10. Final provisions
- The PTC are binding on the Buyer and the Seller from the day of entering into the Purchase Agreement or the Servicing Agreement. To a reasonable extent, the Seller is entitled to amend these PTC or repeal these by issuing new purchase terms and conditions, should there be a need for their change. This provision is without prejudice to the rights and obligations that arose when the previous version of the PTC was in force.
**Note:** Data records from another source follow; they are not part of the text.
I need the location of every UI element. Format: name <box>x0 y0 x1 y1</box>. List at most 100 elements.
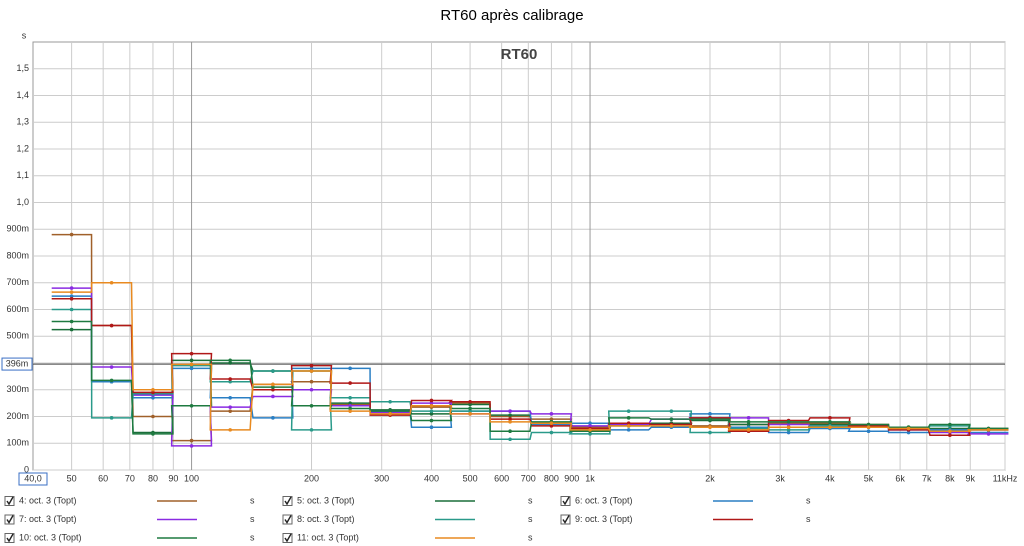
band-dot <box>151 395 155 400</box>
band-dot <box>866 425 871 430</box>
legend-checkbox[interactable] <box>560 514 571 525</box>
band-dot <box>986 432 991 436</box>
band-dot <box>151 387 155 392</box>
legend-check <box>6 496 14 506</box>
legend-check <box>6 515 14 524</box>
band-dot <box>151 432 155 436</box>
band-dot <box>669 417 674 421</box>
band-dot <box>906 426 911 431</box>
band-dot <box>508 437 512 442</box>
band-dot <box>746 416 751 420</box>
band-dot <box>69 307 74 312</box>
x-tick-label: 400 <box>424 473 439 483</box>
band-dot <box>746 422 751 427</box>
band-dot <box>429 401 434 405</box>
band-dot <box>626 428 631 432</box>
legend-label: 9: oct. 3 (Topt) <box>575 514 633 524</box>
x-tick-label: 500 <box>463 473 478 483</box>
band-dot <box>388 409 392 413</box>
band-dot <box>309 387 314 392</box>
band-dot <box>588 432 592 436</box>
band-dot <box>669 424 674 428</box>
band-dot <box>948 429 952 434</box>
band-dot <box>626 416 631 420</box>
legend-label: 11: oct. 3 (Topt) <box>297 532 359 542</box>
band-dot <box>986 428 991 432</box>
y-cursor-label: 396m <box>6 358 29 368</box>
band-dot <box>429 398 434 403</box>
band-dot <box>189 438 194 443</box>
band-dot <box>508 417 512 421</box>
band-dot <box>228 409 232 413</box>
legend-checkbox[interactable] <box>282 514 293 525</box>
legend-checkbox[interactable] <box>4 496 15 506</box>
band-dot <box>271 387 275 392</box>
y-tick-label: 700m <box>6 277 29 287</box>
legend-check <box>562 515 570 524</box>
legend-checkbox[interactable] <box>282 533 293 543</box>
grid <box>33 42 1006 471</box>
step-line <box>51 320 1009 435</box>
x-tick-label: 6k <box>895 473 905 483</box>
band-dot <box>828 425 832 430</box>
band-dot <box>228 358 232 363</box>
band-dot <box>708 412 712 416</box>
band-dot <box>948 422 952 427</box>
band-dot <box>69 294 74 298</box>
band-dot <box>69 232 74 237</box>
legend-check <box>6 533 14 543</box>
x-tick-label: 700 <box>521 473 536 483</box>
step-line <box>51 282 1009 432</box>
y-cursor-box <box>1 357 33 371</box>
legend-checkbox[interactable] <box>4 514 15 525</box>
legend-label: 10: oct. 3 (Topt) <box>19 532 82 542</box>
band-dot <box>906 430 911 435</box>
x-tick-label: 100 <box>184 473 199 483</box>
series <box>51 280 1009 434</box>
legend-checkbox[interactable] <box>560 496 571 506</box>
band-dot <box>388 412 392 416</box>
y-tick-label: 1,1 <box>16 170 29 180</box>
band-dot <box>549 421 554 425</box>
band-dot <box>549 417 554 421</box>
legend-label: 4: oct. 3 (Topt) <box>19 495 77 505</box>
band-dot <box>228 395 232 400</box>
band-dot <box>549 424 554 428</box>
band-dot <box>348 404 352 408</box>
band-dot <box>626 421 631 425</box>
band-dot <box>549 412 554 416</box>
band-dot <box>309 404 314 408</box>
legend-check <box>284 496 292 506</box>
band-dot <box>271 394 275 399</box>
x-tick-label: 60 <box>98 473 108 483</box>
band-dot <box>508 429 512 434</box>
band-dot <box>468 409 472 413</box>
band-dot <box>746 428 751 432</box>
band-dot <box>429 418 434 423</box>
band-dot <box>468 412 472 416</box>
legend-checkbox[interactable] <box>282 496 293 506</box>
y-tick-label: 200m <box>6 411 29 421</box>
legend-unit: s <box>250 495 255 505</box>
band-dot <box>429 409 434 413</box>
band-dot <box>189 444 194 448</box>
legend-unit: s <box>528 532 533 542</box>
x-tick-label: 5k <box>864 473 874 483</box>
x-tick-label: 9k <box>966 473 976 483</box>
band-dot <box>588 421 592 425</box>
band-dot <box>309 363 314 368</box>
legend-checkbox[interactable] <box>4 533 15 543</box>
y-tick-label: 800m <box>6 250 29 260</box>
legend-unit: s <box>528 495 533 505</box>
x-tick-label: 7k <box>922 473 932 483</box>
x-tick-label: 300 <box>374 473 389 483</box>
band-dot <box>309 379 314 384</box>
band-dot <box>828 420 832 424</box>
band-dot <box>69 286 74 290</box>
legend-label: 8: oct. 3 (Topt) <box>297 514 355 524</box>
band-dot <box>309 369 314 373</box>
band-dot <box>468 402 472 407</box>
band-dot <box>189 351 194 356</box>
band-dot <box>786 425 791 430</box>
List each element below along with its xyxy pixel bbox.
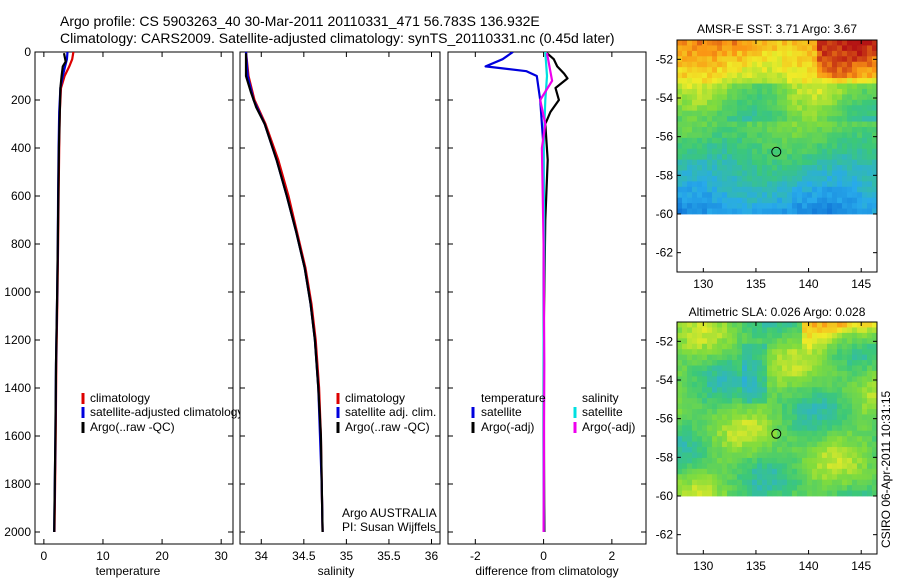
salinity-axes-frame — [239, 51, 441, 545]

- The relationship between the Seller and the Buyer arising out of the Purchase Agreement or the Servicing Agreement is governed by the law of the Czech Republic and especially the Civil Code.
- By entering into the Purchase Agreement or Servicing Agreement, the Buyer confirms that he or she has become familiar with the content of the purchase terms and conditions and accepts them expressly.
- These purchase terms and conditions are in force and effect from 1 February 2022.